The firm's "bedside manner" with clients is non-existent - they will lose work.
8. Failure to establish competitive pricing policies:
We are in the midst of a philosophical change in pricing that is not going away. And a growing number of businesses are outsourcing legal work and cutting in-house staff. This work is generally a volume for fixed price transaction. Because this change will also reduce the number of law firms used by clients, there is the chance not only to increase business, but actually make a profit. For firms that can develop such relationships, there will be the return to a more personal and trusting relationship between client and lawyer.

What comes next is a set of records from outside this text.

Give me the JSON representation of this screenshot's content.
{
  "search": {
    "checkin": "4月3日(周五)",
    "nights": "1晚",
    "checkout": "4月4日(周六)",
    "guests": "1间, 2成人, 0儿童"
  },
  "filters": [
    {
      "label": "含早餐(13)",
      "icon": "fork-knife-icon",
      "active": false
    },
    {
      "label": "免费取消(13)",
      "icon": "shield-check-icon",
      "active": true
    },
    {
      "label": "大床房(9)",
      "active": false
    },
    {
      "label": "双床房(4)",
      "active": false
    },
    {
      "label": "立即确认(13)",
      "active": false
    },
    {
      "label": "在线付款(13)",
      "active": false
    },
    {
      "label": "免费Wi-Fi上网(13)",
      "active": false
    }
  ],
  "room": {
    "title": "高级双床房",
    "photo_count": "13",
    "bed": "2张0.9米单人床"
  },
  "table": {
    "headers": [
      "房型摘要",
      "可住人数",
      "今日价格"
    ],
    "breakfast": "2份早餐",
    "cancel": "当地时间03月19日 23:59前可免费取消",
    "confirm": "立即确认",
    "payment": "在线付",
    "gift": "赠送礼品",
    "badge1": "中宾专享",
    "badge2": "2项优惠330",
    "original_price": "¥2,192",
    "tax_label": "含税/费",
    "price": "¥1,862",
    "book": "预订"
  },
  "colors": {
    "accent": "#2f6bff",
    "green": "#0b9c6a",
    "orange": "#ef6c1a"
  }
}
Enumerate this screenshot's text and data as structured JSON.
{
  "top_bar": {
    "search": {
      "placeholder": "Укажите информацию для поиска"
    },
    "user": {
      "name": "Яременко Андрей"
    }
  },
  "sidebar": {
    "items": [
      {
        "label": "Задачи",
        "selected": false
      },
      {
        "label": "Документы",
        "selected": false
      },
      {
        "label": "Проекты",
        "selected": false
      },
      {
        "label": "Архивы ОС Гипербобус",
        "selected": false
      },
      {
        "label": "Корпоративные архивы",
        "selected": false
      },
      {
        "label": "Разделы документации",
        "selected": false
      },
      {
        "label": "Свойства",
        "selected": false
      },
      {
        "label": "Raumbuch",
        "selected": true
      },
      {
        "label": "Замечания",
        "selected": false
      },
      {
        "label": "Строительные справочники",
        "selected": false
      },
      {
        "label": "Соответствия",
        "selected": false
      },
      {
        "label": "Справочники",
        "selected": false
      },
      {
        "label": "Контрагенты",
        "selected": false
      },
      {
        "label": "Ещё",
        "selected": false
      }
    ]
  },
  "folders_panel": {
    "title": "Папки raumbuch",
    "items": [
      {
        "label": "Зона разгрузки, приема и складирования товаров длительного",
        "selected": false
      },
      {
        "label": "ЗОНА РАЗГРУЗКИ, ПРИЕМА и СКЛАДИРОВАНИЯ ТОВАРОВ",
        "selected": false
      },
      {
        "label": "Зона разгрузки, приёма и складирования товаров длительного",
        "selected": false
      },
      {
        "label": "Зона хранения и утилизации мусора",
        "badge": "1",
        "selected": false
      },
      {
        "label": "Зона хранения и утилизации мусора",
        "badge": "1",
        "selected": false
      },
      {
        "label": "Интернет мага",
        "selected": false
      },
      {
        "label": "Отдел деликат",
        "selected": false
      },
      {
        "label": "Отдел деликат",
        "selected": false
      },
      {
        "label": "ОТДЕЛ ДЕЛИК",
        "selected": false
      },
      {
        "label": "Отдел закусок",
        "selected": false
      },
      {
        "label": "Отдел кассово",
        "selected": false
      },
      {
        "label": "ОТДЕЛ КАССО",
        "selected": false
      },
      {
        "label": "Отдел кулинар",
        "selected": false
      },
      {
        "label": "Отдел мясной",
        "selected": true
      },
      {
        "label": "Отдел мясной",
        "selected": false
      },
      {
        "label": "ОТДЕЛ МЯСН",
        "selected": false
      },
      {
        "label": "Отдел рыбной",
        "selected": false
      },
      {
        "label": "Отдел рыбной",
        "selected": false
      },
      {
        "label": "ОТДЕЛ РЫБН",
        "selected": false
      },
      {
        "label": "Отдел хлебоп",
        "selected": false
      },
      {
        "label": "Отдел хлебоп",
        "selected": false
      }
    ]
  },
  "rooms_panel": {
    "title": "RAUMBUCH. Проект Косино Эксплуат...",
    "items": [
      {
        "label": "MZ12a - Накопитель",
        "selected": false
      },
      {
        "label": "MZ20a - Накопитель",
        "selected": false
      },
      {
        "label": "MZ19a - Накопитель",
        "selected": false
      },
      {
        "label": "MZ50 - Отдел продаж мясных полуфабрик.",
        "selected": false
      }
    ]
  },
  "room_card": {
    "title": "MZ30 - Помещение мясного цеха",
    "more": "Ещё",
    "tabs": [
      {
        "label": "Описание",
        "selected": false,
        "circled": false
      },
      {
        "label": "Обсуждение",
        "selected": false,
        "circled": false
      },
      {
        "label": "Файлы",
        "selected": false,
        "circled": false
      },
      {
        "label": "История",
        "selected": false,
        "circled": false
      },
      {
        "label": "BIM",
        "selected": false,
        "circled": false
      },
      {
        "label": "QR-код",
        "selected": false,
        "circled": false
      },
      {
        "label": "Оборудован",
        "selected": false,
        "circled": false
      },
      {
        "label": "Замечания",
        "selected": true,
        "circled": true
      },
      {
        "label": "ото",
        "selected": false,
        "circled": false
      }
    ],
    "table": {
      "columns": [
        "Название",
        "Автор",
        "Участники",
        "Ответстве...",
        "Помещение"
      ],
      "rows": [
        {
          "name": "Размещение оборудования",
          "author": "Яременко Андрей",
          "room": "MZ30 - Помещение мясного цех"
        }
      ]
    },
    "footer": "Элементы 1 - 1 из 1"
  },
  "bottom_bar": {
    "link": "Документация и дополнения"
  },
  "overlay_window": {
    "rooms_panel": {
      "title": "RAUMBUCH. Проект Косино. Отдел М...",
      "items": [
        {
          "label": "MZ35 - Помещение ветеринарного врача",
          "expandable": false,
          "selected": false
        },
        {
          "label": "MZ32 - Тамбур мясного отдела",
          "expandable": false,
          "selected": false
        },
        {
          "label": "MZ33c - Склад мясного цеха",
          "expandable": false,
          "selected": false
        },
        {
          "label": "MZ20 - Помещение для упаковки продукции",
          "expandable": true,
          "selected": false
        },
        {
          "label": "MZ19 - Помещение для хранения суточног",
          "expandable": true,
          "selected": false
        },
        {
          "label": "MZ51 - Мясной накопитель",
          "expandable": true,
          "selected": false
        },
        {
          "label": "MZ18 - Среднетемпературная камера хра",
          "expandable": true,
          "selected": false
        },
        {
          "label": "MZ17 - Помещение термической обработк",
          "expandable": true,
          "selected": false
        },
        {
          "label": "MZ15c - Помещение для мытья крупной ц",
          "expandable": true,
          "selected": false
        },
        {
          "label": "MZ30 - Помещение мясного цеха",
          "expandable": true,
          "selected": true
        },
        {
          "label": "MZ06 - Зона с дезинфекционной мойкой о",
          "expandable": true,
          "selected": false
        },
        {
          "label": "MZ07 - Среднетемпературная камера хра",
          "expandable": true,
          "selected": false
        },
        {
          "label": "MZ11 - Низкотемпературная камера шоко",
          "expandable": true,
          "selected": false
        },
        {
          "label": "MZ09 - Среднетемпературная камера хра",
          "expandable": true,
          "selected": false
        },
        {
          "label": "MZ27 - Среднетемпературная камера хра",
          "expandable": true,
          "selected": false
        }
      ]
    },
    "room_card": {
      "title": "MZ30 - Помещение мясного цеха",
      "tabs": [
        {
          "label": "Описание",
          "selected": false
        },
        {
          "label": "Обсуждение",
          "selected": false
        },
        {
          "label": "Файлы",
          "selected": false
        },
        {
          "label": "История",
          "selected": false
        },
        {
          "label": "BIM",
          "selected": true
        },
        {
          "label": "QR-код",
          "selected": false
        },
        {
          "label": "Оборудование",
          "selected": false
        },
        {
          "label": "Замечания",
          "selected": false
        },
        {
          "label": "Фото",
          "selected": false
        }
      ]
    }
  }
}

9. Failure to invest in tech nology:
Firms must have an annual capital budget to invest in technology to connect the lawyer to the client. Such technology must be supported from leadership and managed by professionals with the ability to relate to clients. The smart firm would hire the type of technology people who can participate in proposal meetings for clients.
10. Failure to train lawyers in marketing skills:
I am not speaking of some of the silly stuff that many marketing consultants - especially image consultants and PR firms - attempt to sell. I mean sophisticated in-house marketing professionals who help lawyers develop personal and practice plans and consultants who can help lawyers obtain training in sales, client relations, presentation and writing skills.